There is going to be a 300% increase in the agricultural sales in the next ten years out to 2025 because of the demand for new robotics. Now when you look at the fact that the American Trucking Association in 2010 warned the industry that by 2022 there would be a massive shortfall of 239 000 truckdrivers.
This all goes to the point that Andrew McAfee and Eric Brynjolfsson make in their book The Second Machine Age: Work, progress and prosperity in a time of brilliant technologies where they say that there is going to be a decoupling between US producivity and job growth. The two historically have always gone hand in hand when producitivity increases, jobs grow but in the last few years and in the last decade there has been a clear decoupling and Brynjolfsson and McAfee argue that this is because increasingly robots and technologies are stealing our jobs. And we have seen a precedent to this in the agricultural space before where in the 1950s the agricultural share of US employment was about 21% and today it’s hovering around the 2% mark - a 95% decrease since post world war 2 levels.
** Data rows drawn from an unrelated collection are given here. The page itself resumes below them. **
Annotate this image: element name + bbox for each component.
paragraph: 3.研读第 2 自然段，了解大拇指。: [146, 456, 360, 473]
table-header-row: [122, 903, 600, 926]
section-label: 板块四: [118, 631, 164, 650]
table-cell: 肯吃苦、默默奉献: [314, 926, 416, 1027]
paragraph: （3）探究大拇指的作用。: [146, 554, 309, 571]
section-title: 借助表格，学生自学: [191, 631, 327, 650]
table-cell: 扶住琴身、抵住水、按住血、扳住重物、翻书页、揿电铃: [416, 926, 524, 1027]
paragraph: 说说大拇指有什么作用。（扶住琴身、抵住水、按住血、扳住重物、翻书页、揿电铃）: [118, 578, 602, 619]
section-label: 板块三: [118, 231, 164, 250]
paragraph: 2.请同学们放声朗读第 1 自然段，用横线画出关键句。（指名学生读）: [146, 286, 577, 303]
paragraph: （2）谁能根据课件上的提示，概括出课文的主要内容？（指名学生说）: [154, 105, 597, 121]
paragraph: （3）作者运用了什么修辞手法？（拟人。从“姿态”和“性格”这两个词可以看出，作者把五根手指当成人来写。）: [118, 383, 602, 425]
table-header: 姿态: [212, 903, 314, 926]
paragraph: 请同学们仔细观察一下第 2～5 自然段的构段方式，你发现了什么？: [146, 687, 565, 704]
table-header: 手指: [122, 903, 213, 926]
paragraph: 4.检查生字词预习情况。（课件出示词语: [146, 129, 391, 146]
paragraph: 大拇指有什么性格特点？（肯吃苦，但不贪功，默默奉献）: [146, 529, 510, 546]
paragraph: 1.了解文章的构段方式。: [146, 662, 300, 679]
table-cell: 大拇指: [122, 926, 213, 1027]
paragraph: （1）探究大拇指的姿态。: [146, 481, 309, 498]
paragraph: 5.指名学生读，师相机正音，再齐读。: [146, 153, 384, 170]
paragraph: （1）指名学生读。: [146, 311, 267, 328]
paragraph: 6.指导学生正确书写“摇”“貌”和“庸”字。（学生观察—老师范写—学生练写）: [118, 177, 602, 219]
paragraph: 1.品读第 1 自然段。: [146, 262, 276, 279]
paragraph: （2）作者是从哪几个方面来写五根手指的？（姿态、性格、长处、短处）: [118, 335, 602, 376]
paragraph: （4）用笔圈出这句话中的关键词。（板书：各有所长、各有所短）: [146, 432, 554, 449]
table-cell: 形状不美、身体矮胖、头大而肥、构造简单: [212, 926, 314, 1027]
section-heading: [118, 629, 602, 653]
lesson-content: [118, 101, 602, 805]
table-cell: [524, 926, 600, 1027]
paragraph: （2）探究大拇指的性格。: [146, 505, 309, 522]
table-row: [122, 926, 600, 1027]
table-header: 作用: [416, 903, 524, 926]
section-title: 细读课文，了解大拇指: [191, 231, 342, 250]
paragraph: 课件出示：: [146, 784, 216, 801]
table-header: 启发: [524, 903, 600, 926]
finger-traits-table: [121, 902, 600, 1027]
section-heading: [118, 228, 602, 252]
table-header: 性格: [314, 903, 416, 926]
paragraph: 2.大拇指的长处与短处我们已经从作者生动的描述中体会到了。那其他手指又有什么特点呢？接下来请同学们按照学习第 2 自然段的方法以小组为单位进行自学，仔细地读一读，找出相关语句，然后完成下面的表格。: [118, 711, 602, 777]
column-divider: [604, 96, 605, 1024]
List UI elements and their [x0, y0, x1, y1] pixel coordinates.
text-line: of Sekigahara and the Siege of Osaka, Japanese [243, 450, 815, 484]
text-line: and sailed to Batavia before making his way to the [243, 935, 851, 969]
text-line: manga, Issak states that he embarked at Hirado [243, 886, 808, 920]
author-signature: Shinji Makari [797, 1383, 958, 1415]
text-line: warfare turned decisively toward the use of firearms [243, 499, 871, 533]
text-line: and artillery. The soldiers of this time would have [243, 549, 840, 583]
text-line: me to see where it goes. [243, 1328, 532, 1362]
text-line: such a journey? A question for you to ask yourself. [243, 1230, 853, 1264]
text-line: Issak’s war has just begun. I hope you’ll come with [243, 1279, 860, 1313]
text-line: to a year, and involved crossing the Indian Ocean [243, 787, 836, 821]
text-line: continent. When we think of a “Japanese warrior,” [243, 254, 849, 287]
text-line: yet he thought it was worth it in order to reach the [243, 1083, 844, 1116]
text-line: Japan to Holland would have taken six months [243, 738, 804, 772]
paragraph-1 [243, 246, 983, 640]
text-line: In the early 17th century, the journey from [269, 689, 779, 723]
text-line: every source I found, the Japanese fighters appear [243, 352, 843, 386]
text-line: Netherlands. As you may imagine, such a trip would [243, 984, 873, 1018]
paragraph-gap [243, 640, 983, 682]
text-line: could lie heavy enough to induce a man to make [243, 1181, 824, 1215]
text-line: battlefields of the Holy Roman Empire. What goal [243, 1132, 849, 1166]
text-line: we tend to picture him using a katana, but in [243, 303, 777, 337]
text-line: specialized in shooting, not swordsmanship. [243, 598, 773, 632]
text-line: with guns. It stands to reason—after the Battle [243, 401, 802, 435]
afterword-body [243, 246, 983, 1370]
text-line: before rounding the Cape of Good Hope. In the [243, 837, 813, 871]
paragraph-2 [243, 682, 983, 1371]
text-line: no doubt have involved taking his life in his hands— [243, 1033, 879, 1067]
Again this is largely because humans have been replaced by robots, again if we look at things like US manufacturing jobs contra global industrial robots sales and employment according to the Bank of America and Merryl Lynch Global Investment Strategy Report together with Bloomberg in 2013 we see that we should be long robots and short human beings in this manually intensive space. So these are the three trends we spoke about at the event. The scenario planning exercise that I set up with the attendees in Dallas, Texas resulted in some really interesting discussions about the future of the produce marketing space and produce industry as a whole. I look forward to bringing you more insights into the future of produce and the future of farming and of course how provenance marketing has a huge ability to connect in a age when tradition meets technology.